Dokploy auto-generates a Traefik config for your app. You will likely want to customize it for compression and www redirects. Here is what my config looks like:

http:
  routers:
    app-router:
      rule: Host(`jnalewajk.me`)
      service: app-service
      middlewares:
        - redirect-to-https
      entryPoints:
        - web
    app-router-secure:
      rule: Host(`jnalewajk.me`)
      service: app-service
      middlewares:
        - compress
      entryPoints:
        - websecure
      tls:
        certResolver: letsencrypt
    www-router:
      rule: Host(`www.jnalewajk.me`)
      service: app-service
      middlewares:
        - www-to-non-www
      entryPoints:
        - websecure
      tls:
        certResolver: letsencrypt
  middlewares:
    compress:
      compress: {}
    www-to-non-www:
      redirectRegex:
        regex: "^https?://www\\.jnalewajk\\.me/(.*)"
        replacement: "https://jnalewajk.me/${1}"
        permanent: true
  services:
    app-service:
      loadBalancer:
        servers:
          - url: http://your-container-name:3000
        passHostHeader: true

The compress middleware enables gzip/Brotli compression and the www-to-non-www middleware handles 301 redirects from www to the naked domain.

Step 6: Handle Build-Time vs Runtime Env Vars

This is a common problem with Astro and Docker. There are two types of env vars:

Build-time (needed during npm run build):

  • PUBLIC_* vars that get inlined into client-side JavaScript
  • These need to be passed as ARG in your Dockerfile
FROM base AS build
ARG PUBLIC_RECAPTCHA_KEY
ENV PUBLIC_RECAPTCHA_KEY=$PUBLIC_RECAPTCHA_KEY
RUN npm run build

In Dokploy set these in the Build Arguments section, not Environment Variables.

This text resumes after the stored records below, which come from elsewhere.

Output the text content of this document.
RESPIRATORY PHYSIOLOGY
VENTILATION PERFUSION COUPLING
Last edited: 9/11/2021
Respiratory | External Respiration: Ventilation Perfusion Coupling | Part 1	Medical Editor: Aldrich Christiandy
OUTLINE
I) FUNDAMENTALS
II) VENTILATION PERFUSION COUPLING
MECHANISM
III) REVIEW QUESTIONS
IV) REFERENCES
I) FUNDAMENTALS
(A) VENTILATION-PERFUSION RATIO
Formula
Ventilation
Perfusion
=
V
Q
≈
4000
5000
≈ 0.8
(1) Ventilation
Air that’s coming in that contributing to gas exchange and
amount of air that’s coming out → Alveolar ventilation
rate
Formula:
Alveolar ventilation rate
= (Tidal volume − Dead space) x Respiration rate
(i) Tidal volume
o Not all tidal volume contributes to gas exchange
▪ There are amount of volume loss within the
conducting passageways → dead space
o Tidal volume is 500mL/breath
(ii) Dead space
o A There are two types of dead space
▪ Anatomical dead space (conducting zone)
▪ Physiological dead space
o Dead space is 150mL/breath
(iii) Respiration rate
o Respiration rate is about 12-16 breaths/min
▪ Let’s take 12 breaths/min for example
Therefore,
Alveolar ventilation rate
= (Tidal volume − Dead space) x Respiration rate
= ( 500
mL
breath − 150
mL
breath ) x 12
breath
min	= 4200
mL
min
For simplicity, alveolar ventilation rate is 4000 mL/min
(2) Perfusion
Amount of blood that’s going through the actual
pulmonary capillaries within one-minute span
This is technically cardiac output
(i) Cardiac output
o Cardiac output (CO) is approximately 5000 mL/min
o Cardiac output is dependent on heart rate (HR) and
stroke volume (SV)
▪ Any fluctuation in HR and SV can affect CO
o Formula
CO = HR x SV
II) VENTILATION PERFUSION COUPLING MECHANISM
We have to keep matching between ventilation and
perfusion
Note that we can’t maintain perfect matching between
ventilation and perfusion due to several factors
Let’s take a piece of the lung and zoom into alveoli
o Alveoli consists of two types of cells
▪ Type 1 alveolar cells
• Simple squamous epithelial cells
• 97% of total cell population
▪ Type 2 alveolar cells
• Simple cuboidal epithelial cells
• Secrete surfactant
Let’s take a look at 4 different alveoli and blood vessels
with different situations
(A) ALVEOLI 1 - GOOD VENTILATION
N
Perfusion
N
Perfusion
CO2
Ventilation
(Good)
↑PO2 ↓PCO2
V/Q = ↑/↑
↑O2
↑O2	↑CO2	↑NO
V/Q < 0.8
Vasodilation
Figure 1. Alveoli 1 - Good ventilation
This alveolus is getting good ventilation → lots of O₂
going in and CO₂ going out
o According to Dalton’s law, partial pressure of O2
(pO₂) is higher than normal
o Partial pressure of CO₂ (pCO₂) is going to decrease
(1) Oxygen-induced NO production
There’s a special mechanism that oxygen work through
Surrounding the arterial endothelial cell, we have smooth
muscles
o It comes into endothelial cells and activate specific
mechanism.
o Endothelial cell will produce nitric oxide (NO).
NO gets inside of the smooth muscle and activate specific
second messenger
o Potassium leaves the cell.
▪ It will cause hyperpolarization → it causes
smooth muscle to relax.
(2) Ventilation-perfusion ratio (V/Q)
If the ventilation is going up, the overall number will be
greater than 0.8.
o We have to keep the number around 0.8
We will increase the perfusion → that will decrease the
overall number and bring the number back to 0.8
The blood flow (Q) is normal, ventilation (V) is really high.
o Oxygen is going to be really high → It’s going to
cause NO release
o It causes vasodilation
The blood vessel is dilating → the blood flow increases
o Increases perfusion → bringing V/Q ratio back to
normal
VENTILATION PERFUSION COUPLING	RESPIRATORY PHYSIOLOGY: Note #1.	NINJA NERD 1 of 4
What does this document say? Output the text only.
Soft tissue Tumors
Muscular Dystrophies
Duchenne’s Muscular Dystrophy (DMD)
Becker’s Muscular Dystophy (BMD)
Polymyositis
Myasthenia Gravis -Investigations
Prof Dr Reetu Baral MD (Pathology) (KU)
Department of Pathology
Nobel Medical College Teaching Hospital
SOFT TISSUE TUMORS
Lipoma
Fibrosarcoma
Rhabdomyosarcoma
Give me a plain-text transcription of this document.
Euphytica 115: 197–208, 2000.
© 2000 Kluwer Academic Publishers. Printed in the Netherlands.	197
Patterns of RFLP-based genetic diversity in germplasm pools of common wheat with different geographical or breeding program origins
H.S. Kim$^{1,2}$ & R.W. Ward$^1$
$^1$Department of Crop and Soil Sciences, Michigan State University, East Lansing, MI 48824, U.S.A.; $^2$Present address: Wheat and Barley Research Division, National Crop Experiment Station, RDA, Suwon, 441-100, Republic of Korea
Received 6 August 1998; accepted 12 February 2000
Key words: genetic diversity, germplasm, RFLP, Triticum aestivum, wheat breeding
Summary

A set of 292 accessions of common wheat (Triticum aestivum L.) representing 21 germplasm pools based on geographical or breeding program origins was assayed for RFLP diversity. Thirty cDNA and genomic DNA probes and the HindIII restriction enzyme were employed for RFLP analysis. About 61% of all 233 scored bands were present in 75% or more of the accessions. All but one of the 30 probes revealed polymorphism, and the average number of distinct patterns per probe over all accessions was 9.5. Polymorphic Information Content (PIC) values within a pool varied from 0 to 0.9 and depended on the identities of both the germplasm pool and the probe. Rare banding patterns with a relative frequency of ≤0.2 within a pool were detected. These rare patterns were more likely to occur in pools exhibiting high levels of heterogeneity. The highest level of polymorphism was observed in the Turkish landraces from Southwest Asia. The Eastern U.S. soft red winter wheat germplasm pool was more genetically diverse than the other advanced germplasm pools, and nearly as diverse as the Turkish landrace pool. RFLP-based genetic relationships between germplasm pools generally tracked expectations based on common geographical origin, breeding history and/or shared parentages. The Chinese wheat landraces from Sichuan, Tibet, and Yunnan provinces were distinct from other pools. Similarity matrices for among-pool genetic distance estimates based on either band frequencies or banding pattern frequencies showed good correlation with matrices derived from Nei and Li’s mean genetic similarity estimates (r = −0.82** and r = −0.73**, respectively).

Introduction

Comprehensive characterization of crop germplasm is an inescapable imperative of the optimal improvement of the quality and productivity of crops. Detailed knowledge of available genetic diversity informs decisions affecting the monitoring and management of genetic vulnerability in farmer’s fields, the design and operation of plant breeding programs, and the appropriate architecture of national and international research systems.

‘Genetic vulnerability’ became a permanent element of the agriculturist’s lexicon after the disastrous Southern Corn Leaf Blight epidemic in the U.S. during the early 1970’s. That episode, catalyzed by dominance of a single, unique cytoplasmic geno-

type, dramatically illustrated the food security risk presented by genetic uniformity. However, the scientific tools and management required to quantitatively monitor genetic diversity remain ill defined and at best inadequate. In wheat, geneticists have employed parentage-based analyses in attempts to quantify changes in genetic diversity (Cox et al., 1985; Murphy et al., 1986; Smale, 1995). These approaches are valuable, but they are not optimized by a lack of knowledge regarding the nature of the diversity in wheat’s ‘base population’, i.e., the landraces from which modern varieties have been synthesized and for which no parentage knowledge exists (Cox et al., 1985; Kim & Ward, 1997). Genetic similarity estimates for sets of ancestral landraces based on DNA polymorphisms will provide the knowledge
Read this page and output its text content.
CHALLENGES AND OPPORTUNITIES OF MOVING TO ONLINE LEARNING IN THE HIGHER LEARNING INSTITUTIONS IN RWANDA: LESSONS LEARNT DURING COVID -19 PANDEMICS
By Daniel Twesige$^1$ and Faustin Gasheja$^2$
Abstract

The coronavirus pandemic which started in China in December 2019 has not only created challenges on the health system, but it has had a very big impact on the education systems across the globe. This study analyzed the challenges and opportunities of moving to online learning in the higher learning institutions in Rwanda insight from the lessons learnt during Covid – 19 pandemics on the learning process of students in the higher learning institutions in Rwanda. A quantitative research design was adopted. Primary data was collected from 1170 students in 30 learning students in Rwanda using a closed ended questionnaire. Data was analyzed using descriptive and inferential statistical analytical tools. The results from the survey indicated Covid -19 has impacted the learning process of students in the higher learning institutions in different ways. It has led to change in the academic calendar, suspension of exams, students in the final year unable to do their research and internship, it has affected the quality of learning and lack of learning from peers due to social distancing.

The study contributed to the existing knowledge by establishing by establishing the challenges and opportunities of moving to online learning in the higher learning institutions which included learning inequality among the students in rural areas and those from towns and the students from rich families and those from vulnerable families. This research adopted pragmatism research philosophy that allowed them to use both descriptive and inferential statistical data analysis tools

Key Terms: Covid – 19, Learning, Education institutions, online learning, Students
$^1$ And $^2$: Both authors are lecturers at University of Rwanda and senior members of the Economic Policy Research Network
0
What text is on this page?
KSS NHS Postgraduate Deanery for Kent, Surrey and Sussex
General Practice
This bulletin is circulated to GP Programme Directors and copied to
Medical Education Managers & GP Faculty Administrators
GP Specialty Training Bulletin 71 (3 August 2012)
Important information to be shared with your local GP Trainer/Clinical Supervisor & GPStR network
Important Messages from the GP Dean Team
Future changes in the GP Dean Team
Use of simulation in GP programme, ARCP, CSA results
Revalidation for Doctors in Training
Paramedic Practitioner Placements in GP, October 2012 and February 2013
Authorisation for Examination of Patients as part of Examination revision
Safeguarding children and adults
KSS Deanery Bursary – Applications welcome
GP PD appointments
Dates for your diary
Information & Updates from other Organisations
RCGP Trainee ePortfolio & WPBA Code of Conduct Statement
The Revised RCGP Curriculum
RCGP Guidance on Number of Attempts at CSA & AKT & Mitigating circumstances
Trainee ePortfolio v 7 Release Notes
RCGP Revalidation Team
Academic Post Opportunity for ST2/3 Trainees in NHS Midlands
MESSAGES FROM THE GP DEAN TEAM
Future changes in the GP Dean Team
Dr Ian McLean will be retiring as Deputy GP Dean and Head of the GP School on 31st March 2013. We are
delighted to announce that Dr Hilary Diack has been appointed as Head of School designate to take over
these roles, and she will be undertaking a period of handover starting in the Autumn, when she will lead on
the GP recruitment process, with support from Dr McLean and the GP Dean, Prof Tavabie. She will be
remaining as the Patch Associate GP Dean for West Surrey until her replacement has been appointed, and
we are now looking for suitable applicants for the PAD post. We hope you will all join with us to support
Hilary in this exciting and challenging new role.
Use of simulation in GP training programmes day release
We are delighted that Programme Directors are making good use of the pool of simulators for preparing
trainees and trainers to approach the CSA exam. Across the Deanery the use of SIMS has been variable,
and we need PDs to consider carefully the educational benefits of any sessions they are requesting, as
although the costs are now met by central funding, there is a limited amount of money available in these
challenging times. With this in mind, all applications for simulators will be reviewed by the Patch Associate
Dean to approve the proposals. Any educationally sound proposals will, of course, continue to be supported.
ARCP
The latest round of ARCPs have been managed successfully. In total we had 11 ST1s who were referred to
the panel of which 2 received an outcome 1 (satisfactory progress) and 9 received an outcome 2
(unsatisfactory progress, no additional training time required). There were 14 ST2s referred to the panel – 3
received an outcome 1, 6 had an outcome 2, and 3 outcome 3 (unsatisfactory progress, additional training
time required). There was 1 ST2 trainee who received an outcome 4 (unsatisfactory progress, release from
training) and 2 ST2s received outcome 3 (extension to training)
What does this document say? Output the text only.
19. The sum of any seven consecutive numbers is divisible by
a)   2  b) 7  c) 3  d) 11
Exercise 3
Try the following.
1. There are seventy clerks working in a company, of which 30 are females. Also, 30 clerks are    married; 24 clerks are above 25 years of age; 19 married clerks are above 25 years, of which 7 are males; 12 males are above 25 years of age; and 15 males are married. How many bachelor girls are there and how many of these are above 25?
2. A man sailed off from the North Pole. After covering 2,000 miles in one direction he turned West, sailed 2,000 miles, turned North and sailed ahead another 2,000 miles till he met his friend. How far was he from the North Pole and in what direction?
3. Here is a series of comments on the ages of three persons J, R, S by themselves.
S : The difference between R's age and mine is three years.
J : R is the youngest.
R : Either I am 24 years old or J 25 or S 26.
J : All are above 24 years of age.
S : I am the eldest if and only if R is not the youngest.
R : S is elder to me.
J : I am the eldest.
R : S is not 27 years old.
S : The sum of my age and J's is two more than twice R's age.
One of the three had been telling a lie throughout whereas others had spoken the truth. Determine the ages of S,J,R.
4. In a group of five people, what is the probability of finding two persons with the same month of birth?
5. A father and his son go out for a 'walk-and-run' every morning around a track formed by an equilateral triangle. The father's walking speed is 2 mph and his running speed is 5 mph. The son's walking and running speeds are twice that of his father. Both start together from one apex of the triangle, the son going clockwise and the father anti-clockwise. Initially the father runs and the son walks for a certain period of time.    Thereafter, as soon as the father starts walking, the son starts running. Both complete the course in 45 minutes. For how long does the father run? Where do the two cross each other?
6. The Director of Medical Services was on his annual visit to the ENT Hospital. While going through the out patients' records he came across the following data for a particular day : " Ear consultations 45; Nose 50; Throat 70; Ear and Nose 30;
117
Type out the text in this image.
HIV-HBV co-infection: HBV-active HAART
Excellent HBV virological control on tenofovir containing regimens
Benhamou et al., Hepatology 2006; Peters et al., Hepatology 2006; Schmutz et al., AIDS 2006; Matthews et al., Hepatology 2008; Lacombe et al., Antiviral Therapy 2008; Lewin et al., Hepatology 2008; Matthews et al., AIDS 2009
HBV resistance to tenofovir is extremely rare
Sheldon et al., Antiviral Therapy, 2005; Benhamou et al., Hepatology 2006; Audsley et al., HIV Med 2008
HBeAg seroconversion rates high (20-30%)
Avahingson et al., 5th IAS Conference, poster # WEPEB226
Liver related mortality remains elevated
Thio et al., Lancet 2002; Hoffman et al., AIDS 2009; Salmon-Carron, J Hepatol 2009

Runtime (needed when the server runs):

  • Server-side secrets like API keys
  • These go in Dokploy’s Environment Variables section and are injected into the container at runtime

Step 7: Deploy

Hit Deploy in Dokploy. It will:

  1. Clone your repository
  2. Build the Docker image using your Dockerfile
  3. Start the container
  4. Traefik automatically routes traffic and provisions SSL

Check the build logs for any errors. Common problems:

  • Build fails — missing build args for PUBLIC_* env vars
  • Container starts but 502 — wrong port or HOST not set to 0.0.0.0
  • SSL not working — DNS not propagated yet or using Cloudflare proxy mode

Step 8: Set Up Auto-Deploy

In Dokploy enable auto-deploy from your GitHub repository:

  1. Go to your app settings
  2. Enable Auto Deploy on push to your branch
  3. Dokploy will rebuild and deploy automatically on every push

SMTP Problem

If your app sends emails (like a contact form) be aware that many VPS providers block outbound SMTP ports (25, 465, 587). I found this out when my Nodemailer setup hung indefinitely.

The fix: use an API-based email service like Resend instead of SMTP. It uses HTTPS (port 443) which is never blocked.

import { Resend } from "resend";

const resend = new Resend(process.env.RESEND_API_KEY);

await resend.emails.send({
  from: "noreply@yourdomain.com",
  to: "you@gmail.com",
  subject: "Contact form",
  html: renderedHtml,
});

Final Result

I have my Astro 5 site deployed on Dokploy and it works great. I can run multiple apps on one VPS and I have full control over my infrastructure.

My portfolio is running on a Hetzner VPS alongside two other apps with:

  • Automatic SSL via Let’s Encrypt
  • Gzip compression via Traefik
  • Auto-deploy from GitHub
  • Zero monthly cost beyond the VPS (€7/month for everything)

It took me about one hour to set everything up and it has been running solid since then. If you know the basics of Docker there is no reason to stay on Vercel’s free tier with its limitations.

The source code for my portfolio is on GitHub if you want to see the Dockerfile and configuration.